The angular displacement of the wheel is measured by calculating the angle that it makes with the ground. There are many different ways to calculate this, but one of them is as follows: Angular Displacementsin (theta) radius

So what should you do? Well, for starters, we need to find out what time interval we are looking at. So let’s take a look at our data and see if there is any information in there about when these measurements were taken.Let’s say that the data is taken from a five-second interval. The angular displacement at t 15 s would be: sin (theta) radius 0.0074 radians, and there are 360 degrees in a circle so this works out to about 14° or 30′ depending on what unit of measurement you use for angles.

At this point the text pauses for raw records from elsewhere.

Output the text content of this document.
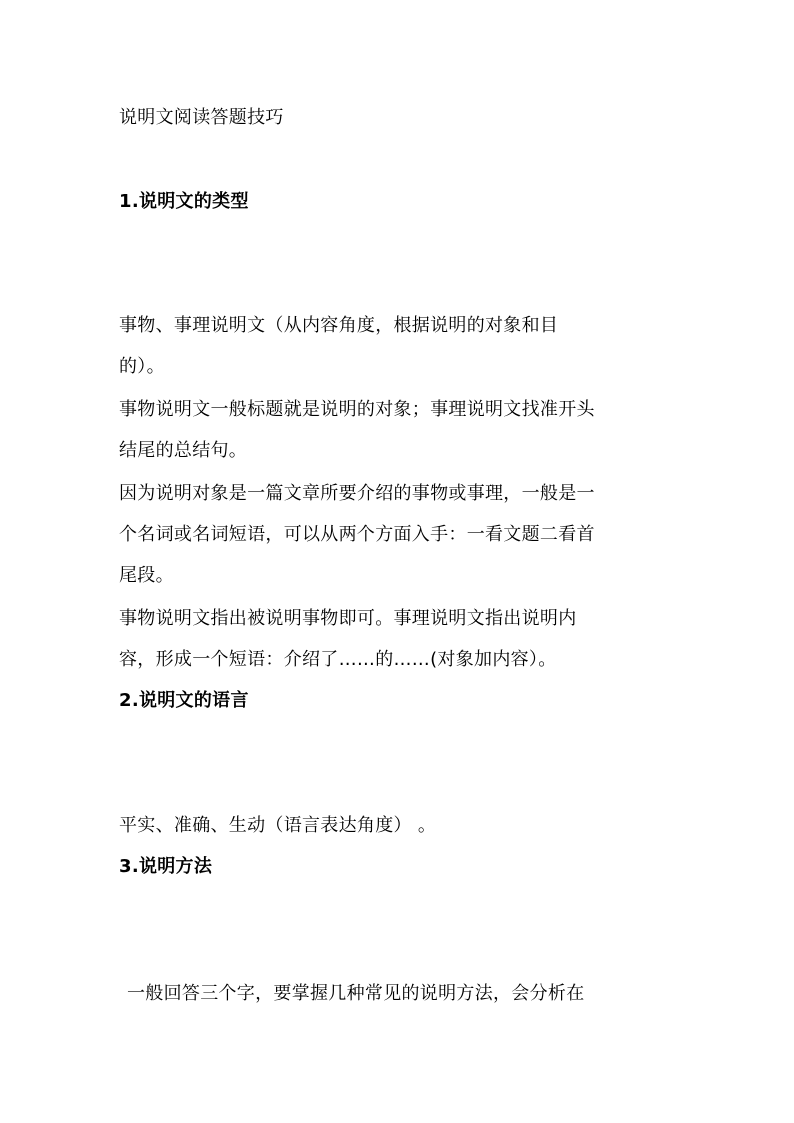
说明文阅读答题技巧
1.说明文的类型
事物、事理说明文（从内容角度，根据说明的对象和目
的）。
事物说明文一般标题就是说明的对象；事理说明文找准开头
结尾的总结句。
因为说明对象是一篇文章所要介绍的事物或事理，一般是一
个名词或名词短语，可以从两个方面入手：一看文题二看首
尾段。
事物说明文指出被说明事物即可。事理说明文指出说明内
容，形成一个短语：介绍了……的……(对象加内容）。
2.说明文的语言
平实、准确、生动（语言表达角度） 。
3.说明方法
一般回答三个字，要掌握几种常见的说明方法，会分析在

At t 12s, it would be sin (theta) radius0.0135 radians; which means an angle of around 45° or 60′.Different intervals will have different values, but they should all increase as time goes by since the wheel rotates more quickly when it gets closer to its apex than if it were near ground level.

Angular velocity is a scalar quantity that has a magnitude equal to the angular displacement and a direction given by the right-hand rule. Angular velocity is measured in radians per second, or revolutions per minute (rpm).

The instantaneous rate of change of an angle quantity with respect to time is called its angular acceleration; it too has a magnitude (sometimes known as “rate”) that can be calculated from these two scalars and also a direction determined by applying the right-hand rule both ways.

We’ve learned how to calculate linear velocities but what about rotational ones? Well, when dealing with rotating bodies such as wheels on axles we use what’s known as tangential rotation instead of linear velocity because there are no forces being applied perpendicular to the axis only the torque of the axle.

#### So what is the angular displacement of a wheel between t 15 s and t 30 s? Is it 0, or 180 degrees?

The answer is neither! The linear velocity would be zero because there’s no motion to speak of (since we’re working with tangent rotation). And if you were to measure the angle at that point in time using protractors, protractor corners or trigonometry then your answer would also most likely be “0” radians. But this number isn’t particularly helpful when calculating an average rate of change for instance – since it requires both sides to have some sort of magnitude. A more useful quantity here is actually 45° which can be calculated by multiplying the starting angle by 15.What about between t 30 s and 45 s?

In this case, it’s 60°. This is because in this timeframe (t 30s to 45s) we have both a linear velocity of 20 meters per second and an angular displacement of “30” degrees which are multiplied together when calculating the average rate of change: So what would be different if we only had 25 seconds instead? Well then the equation for our average rate of change would be: or simply 0 m/sec² since there’s no motion at all!

For example purposes, I’m going to use some hypothetical values below, but don’t forget that these come with errors from not being the exact values. What is the Angular Displacement of a Wheel Between 0 Seconds and 15 Seconds?

For these examples, my linear velocity would be 20 meters per second and I’m going to show what our angular displacement is for both periods of time t 0s (or “0”) to 15 seconds (“15”). When we take this equation of average rate of change: , or simply 0 m/sec² since there’s no motion at all! What is the Angular Displacement of a Wheel Between 30 Seconds and 45 Seconds?

This period has an angular displacement that’s about 18°. Notice how it dips below zero before reaching its peak position. This makes sense because in this timeframe from t30s to t45s) we have a linear velocity still going in the same direction, but it is slowing down. What is the Angular Displacement of a Wheel Between 60 Seconds and 75 Seconds?

Notice how it dips below zero before reaching its peak position. This makes sense because in this timeframe from t=60s to t75s) we have a linear velocity still going in the opposite direction, but it is speeding up. What is the Angular Displacement of a Wheel Between 90 Seconds and 105 Seconds? At last! Now our linear velocity doesn’t change throughout these 45 seconds (t 90105). We can see what happens when there isn’t any variation.